The downtown Anchorage Hilton hotel is usually one of the properties bustling with activity during the Rondy and Iditarod but this week the Hilton activity isn’t just in the banquet rooms or hotel lobby: It’s in court.
Many Alaskan’s know there have been problems in the downtown Anchorage Hilton for some time. And to be clear, the downtown Anchorage property is actually owned by a Kentucky-based company called Columbia-Sussex, not the Hilton Corporation.
The workers are represented by a union called UNITE HERE, whose members work predominantly in the hotel, food service, laundry, warehouse, and casino gaming industries. Workers cook and serve food, clean rooms and maintain the building. Some workers take second jobs to make ends meet.
Workers have called for a boycott of the Hotel, and various groups have honored the call not to use the facility for over 10 years now. Much of this action is because the workers have not had a raise other than minimum wage hikes or adequate health care coverage in more than 10 years. These are service industry jobs with hourly wages. It’s hard work and manual labor.

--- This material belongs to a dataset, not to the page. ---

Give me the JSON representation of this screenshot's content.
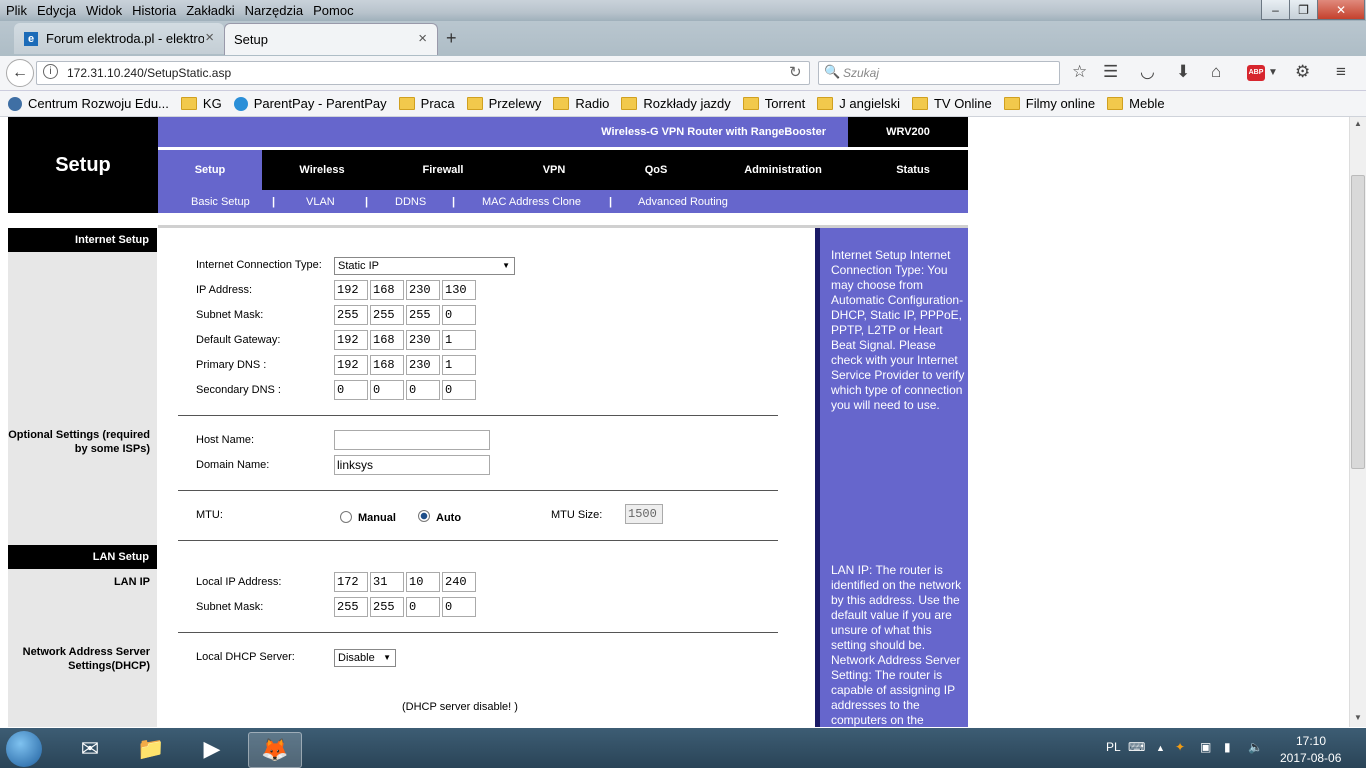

This brings us to the trial taking place this week. One long-time employee of the Hilton Hotel was fired in 2017 in alleged retribution for reporting to his union that he had found mold growing in two guest rooms. He sought help for himself and his coworkers because he was concerned how leaking water and mold might impact their health.
After the firing, the National Labor Relations Board Region 19 found sufficient evidence to support the Union’s claim to issue a complaint against the Hilton alleging a violation of labor law. In order to settle the case and avoid going to a trial, the Hilton owners Columbia-Sussex would be required to reinstate the worker. The owners refused and chose to go to trial. The case is being heard by an NLRB administrative law judge.
This is not the kind of business we need in Anchorage and this is no way to treat Alaska workers.
We hope the Anchorage Hilton owners, Columbia-Sussex, will be fair to workers and all who patronize the downtown hotels. Make it right, do it now, it’s the Alaskan thing to do.